Лилиан коснулась его руки.
– Эти пляски закончились навсегда, – сказала она и вернула опустевший стакан Клерфэ.
– Тренер видел, как ты парковалась, – сказал он.
Лилиан оставила свой корабль на стоянке компании «Арес моторз», которой принадлежал корабль Клерфэ. Компания, помимо того, что выпускала треть всех автомобилей, которые бегали по дорогам Марса, являлась крупнейшим устроителем гонок.
– Он хочет взять тебя в команду, – продолжал Клерфэ. – Было бы неплохо, если бы ты в ближайшие дни пришла на наш полигон и попробовала свои силы. Я не знаю, нужны ли тебе деньги, но гонки – это шанс очень неплохо заработать.

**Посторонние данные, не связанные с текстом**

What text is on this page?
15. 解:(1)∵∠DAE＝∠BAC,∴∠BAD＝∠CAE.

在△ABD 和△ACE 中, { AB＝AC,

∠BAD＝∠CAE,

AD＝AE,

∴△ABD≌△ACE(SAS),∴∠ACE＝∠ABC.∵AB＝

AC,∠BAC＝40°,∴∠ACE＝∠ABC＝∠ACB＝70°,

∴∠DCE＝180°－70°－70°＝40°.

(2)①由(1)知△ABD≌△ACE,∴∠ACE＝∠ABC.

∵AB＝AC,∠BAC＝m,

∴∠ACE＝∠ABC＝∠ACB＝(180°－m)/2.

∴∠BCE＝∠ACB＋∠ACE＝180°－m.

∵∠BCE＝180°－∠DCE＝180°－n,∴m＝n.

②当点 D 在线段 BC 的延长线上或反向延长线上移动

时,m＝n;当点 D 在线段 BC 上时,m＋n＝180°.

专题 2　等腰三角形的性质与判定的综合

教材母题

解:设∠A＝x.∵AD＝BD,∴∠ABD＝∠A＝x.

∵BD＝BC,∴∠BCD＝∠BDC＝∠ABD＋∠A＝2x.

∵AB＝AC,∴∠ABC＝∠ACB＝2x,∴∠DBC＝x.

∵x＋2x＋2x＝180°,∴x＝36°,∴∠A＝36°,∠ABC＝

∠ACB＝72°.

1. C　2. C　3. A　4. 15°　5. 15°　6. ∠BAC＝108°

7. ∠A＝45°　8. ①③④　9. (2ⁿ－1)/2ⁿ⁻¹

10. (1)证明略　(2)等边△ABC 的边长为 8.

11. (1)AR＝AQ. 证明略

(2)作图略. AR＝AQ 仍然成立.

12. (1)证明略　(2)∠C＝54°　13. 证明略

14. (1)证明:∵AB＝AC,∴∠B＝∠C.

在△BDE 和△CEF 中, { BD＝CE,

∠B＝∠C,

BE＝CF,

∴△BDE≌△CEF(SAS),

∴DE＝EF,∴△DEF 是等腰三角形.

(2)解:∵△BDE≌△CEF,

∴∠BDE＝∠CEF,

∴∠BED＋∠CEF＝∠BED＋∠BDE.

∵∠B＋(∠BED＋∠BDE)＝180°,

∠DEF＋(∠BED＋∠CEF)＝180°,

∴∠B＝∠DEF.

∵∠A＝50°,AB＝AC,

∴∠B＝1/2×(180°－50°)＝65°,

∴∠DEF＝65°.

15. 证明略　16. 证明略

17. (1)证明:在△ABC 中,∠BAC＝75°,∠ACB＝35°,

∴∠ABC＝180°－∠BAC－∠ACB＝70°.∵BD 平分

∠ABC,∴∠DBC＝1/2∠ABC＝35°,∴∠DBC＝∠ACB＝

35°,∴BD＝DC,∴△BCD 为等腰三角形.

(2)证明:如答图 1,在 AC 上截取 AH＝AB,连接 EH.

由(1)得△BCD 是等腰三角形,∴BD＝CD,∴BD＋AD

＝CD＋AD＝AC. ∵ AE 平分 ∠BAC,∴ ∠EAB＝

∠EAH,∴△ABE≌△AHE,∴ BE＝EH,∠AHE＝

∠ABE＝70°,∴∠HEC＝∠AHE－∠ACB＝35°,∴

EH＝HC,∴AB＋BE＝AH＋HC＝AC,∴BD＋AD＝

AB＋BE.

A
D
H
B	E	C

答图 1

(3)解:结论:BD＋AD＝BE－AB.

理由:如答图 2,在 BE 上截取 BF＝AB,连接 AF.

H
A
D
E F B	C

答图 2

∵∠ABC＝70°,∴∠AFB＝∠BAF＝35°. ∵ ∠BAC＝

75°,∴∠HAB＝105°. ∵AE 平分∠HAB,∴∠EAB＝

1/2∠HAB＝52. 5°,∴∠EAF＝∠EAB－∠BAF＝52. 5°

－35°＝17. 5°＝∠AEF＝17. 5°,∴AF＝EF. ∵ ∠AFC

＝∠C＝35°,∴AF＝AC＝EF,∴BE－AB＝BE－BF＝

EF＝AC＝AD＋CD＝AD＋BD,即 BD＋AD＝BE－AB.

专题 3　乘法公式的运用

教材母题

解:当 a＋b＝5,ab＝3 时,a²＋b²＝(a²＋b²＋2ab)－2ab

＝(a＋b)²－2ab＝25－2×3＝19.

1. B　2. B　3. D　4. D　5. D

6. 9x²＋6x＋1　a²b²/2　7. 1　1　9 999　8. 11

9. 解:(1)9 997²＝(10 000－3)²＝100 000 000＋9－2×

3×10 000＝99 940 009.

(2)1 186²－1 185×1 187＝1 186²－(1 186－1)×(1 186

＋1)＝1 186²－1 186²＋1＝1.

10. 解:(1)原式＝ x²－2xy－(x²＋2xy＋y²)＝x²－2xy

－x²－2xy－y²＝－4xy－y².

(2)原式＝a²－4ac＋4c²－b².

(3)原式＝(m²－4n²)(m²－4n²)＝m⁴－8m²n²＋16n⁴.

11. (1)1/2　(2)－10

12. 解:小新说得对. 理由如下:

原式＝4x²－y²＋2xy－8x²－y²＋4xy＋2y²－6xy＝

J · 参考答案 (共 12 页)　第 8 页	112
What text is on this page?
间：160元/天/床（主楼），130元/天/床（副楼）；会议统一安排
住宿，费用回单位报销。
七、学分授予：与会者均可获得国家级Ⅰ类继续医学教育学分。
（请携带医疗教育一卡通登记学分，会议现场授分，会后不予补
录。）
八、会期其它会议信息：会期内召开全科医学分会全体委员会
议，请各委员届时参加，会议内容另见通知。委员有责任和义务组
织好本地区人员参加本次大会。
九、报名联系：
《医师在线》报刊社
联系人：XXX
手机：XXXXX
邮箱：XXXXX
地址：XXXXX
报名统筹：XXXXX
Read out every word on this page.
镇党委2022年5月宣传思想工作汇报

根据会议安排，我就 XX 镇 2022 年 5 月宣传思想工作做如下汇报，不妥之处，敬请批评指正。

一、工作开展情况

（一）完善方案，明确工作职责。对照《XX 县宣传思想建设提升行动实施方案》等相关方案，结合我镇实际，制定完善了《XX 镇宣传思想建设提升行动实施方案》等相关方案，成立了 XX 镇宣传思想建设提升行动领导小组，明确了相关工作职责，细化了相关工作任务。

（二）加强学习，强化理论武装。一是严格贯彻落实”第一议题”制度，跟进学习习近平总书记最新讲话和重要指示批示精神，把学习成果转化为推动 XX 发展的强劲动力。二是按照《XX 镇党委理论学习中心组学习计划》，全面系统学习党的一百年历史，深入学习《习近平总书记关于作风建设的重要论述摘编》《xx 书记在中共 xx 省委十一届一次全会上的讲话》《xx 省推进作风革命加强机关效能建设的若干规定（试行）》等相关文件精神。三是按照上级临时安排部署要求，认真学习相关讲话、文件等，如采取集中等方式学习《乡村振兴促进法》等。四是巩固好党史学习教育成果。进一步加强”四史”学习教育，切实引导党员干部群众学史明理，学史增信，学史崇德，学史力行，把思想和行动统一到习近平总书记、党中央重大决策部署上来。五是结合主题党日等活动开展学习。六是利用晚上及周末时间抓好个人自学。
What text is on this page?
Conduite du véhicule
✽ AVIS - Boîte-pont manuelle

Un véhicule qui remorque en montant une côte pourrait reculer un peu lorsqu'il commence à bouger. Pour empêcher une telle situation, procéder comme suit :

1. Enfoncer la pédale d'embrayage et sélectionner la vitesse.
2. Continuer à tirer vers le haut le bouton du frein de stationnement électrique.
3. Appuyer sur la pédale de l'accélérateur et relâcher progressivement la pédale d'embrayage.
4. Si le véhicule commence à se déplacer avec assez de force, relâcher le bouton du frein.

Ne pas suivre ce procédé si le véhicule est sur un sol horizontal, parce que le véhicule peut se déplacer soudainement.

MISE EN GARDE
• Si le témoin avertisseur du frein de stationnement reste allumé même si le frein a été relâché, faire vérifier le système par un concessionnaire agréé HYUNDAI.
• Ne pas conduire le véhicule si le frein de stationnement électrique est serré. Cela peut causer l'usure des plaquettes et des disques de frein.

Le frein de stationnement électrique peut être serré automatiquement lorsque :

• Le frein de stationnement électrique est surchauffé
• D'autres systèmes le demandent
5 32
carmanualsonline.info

– Деньги мне не нужны, – ответила Лилиан. – Мой отец оставил мне больше, чем я успею истратить. Но я приду на полигон.
Повсюду клочьями свисали гирлянды, оборванные дождем. Мокрые полотнища флагов с шумом ударялись о флагштоки. Гроза, этот редкий в Редтауне гость, неистовствовала. Но не она в этот раз была в центре внимания, хотя и совершенно незаслуженно. Горожане толпились за ограждениями, и не меньше трети остальных жителей Марса наблюдали за стартом кораблей через свои стереовизоры – шла прямая трансляция.
Гонки «Тысяча тысяч» в Редтауне были одними из самых важных гонок сезона. Через город, где некогда ревнивый марсианин расстрелял двух посланцев с Земли, проходил один из крупнейших каналов. Когда-то он играл важную роль в ирригационной системе марсиан, но вслед за морями высохла и часть каналов. А потом пришли земляне и принялись проводить в каналах гонки на прекрасных марсианских парусниках. Участникам предстояло проехать более тысячи километров, и это расстояние в поэтической форме было отражено в названии гонок. Почти все каналы проходили через города, что придавало гонкам большую популярность. Набережные каналов в Натаниел-Йорке, Уайлдертауне, Грейн-вилле, Алюминиум-Сити и Детройте 2 были огорожены прочными и легкими щитами – для предотвращения несчастных случаев. Население же крохотных городишек, вроде Мерилин-Вилледж или Холтвиль-Спрингс, построенных уже землянами на берегах пересохших каналов, во время гонок увеличивалось втрое. Везде были за счет муниципалитетов установлены дополнительные фонари и разноцветные прожекторы. Соревнования по традиции проходили ночью. Корабли покидали Редтаун на закате, а победитель должен был ворваться с первым лучом солнца или чуть раньше. Шоу предстояло грандиозное.